No hospital Santa Rosa, a tesoureira Valéria, informou que antes da internação é feito um depósito de R$ 4 mil na conta do hospital, e um cheque assinado em branco deve ser deixado na tesouraria. A despesa é calculada diariamente, e ao passar de R$ 4 mil, o paciente é convocado a fazer um novo depósito do mesmo valor. "Pagando adiantado não é contra a lei, pois se não utilizar todo o dinheiro o hospital devolve. O cheque em branco é apenas para a segurança do hospital, e fica no cofre. Quando o paciente recebe alta é feito o acerto e o cheque é devolvido", afirmou Valeria.

Legislação

Em entrevista ao RepórterMT o presidente da Assembleia Legislativa e autor da lei José Riva (PP), disse que a lei deve ser cumprida por hospitais da rede privada. "As pessoas precisam denunciar, se for constrangido no hospital pedindo cheque caução ou depósito, tem que fazer a denúncia, porque só assim iremos ter o controle e punir pelas irregularidades", explicou Riva.

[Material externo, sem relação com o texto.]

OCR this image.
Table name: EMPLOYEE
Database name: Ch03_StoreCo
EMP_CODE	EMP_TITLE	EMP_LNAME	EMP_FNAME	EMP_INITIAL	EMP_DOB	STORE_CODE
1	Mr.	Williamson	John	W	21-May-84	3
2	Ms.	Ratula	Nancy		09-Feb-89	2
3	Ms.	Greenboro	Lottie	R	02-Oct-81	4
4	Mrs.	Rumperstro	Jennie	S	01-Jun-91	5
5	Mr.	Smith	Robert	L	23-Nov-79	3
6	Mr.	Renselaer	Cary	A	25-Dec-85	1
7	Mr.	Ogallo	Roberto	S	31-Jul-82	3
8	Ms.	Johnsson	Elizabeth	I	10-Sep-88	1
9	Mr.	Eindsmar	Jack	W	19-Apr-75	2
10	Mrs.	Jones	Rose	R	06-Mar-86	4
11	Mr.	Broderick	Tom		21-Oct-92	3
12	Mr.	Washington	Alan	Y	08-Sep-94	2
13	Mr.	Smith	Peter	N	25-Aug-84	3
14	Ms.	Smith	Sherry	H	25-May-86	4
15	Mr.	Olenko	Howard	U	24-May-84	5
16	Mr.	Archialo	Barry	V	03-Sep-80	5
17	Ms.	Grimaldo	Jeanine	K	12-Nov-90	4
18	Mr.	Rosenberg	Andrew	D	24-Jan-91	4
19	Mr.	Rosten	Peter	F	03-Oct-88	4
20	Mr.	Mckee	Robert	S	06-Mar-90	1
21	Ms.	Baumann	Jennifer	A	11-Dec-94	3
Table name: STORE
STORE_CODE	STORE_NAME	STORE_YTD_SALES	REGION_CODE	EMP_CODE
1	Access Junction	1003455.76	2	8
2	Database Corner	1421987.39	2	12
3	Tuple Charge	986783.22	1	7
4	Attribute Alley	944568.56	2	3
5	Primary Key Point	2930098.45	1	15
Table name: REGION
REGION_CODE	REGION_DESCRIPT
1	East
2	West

O autor da lei ainda afirmou que, caso a tesouraria do hospital exija o depósito, a mesma será obrigada a devolver em dobro o valor depositado e retratar-se ao responsável pelo internamento. "A lei foi criada para acabar com a humilhação de pessoas que chegam a procura de um atendimento com urgência e são barradas", explicou.

Conforme a Lei 8.851, no caso de hospital credenciado no Sistema Único de Saúde (SUS), e em caso de repetência ao estabelecido no Art. 2º, o hospital será descredenciado e seus diretores e/ou proprietários responderão criminalmente de acordo com o código penal, havendo a imposição de cheque caução ou depósito adiantado.